- Ship Harbour Location of Ship Harbour in Newfoundland
- Coordinates: 47°21′36.35″N 53°54′09.67″W﻿ / ﻿47.3600972°N 53.9026861°W
- Country: Canada
- Province: Newfoundland and Labrador
- Census division: Division 1
- Census subdivision: Subdivision B

Population (2001)
- • Total: 200
- Time zone: UTC-3:30 (Newfoundland Time)
- • Summer (DST): UTC-2:30 (Newfoundland Daylight)
- Area code: 709
- Highways: Route 102

= Ship Harbour, Newfoundland and Labrador =

Ship Harbour is a community in Newfoundland and Labrador, Canada located on the eastern shore of Placentia Bay.

Adjacent to Argentia, the waters off Ship Harbour are best known as the site of Atlantic Conference between Winston Churchill and Franklin D. Roosevelt on August 14, 1941. While and were secretly anchored in the entrance off Ship Harbour, various dignitaries and the two heads of government discussed the terms of what would become known as the Atlantic Charter. The community has a site dedicated to the meeting and also has a museum located in the Community Center.

Ship Harbour has a population of about 200 people. It is 140 km west of St. John's and can be reached on the Trans-Canada Highway and exiting at the Argentia Access Road.

==History==

Ship Harbour has been settled since at least 1835 when it was included in the Argentia Parish. By 1845 there were 2 families of 13 people, and the community did not appear again until 1869 when the population moved upward to 38 (two of the residents being born in Ireland). In the census of 1874 with 6 families and in 1884 it boasted 116 people. By the turn of the century there were four lobster factories operating in Ship Harbour and some salmon was tinned. Merchant Alberto Wareham outfitted local fishermen for the lobster and herring fisheries. In the 1921 Almanac of Newfoundland Edward Power is listed as the Post Master in Ship Harbour. Through oral history he is said to have operated out of his home. Ship Harbour's major surnames include Griffin, Griffiths, Sparrow, Power, Meade, Newman, Norman, Ledwell, and Upshall.
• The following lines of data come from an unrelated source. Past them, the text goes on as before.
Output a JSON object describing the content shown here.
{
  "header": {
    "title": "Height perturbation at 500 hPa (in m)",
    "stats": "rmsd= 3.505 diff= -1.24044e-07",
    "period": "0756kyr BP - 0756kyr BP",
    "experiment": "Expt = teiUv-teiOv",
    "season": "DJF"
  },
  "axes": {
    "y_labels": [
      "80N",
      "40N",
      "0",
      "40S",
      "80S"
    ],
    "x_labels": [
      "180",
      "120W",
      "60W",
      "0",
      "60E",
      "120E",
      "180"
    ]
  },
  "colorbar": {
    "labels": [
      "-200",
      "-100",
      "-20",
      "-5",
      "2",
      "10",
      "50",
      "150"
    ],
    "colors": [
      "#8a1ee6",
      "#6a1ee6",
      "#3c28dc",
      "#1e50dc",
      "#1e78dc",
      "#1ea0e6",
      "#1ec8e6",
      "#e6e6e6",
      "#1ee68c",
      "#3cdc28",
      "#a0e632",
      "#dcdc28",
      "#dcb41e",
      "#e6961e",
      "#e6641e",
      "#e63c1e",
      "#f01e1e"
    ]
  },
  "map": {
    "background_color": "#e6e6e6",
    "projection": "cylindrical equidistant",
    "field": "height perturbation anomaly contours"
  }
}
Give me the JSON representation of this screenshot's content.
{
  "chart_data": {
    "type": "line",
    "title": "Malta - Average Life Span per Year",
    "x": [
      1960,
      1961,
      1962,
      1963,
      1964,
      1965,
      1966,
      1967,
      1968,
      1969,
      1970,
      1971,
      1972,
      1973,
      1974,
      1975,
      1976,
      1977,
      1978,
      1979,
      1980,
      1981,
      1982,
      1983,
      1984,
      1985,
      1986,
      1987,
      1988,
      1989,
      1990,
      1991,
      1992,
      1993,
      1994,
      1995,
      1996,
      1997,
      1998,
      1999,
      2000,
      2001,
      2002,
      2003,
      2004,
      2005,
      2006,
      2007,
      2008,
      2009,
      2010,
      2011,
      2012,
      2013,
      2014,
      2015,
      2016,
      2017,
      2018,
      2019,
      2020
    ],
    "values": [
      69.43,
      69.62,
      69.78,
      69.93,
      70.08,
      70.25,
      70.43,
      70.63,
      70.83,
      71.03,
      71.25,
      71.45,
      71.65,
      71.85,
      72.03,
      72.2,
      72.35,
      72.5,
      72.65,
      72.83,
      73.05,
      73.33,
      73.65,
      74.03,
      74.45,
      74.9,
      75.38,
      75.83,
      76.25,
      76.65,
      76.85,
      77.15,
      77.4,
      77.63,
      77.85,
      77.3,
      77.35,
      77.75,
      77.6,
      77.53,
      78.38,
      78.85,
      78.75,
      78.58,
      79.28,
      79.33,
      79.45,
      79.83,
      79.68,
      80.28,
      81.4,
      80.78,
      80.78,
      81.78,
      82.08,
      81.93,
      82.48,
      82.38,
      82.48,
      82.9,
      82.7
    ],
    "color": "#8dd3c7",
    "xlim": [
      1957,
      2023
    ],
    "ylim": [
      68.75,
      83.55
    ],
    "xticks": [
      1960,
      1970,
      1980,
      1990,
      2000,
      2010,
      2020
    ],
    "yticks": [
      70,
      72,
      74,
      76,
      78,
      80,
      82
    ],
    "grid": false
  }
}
==Education and religion==

By 1884, there was a school built according to the census that year. In 1891 a Roman Catholic church was built. By the early 1900s the one-room school-house built before 1884 was still in use with a Ms. Mary Sullivan as the school's only teacher. The community hall was once Little Flower School, that had been built in 1946. When the school was closed, portable classrooms were set up down the road at another site. In 1966 the first group of high school students were bussed to Fox Harbour, a community 12 km away. Two years later a new high school opened in Placentia and both Ship Harbour and Fox Harbour students went to Laval High School. Presentation Sisters taught girls in one wing and Irish Christian Brothers taught boys in the other wing of Laval High School. In 1986 the portable school was permanently closed in Ship Harbour and all students, to this day are bussed to Dunville to St. Anne's Academy for kindergarten to Grade 6 and to Placentia for Grade 7 to Grade 12.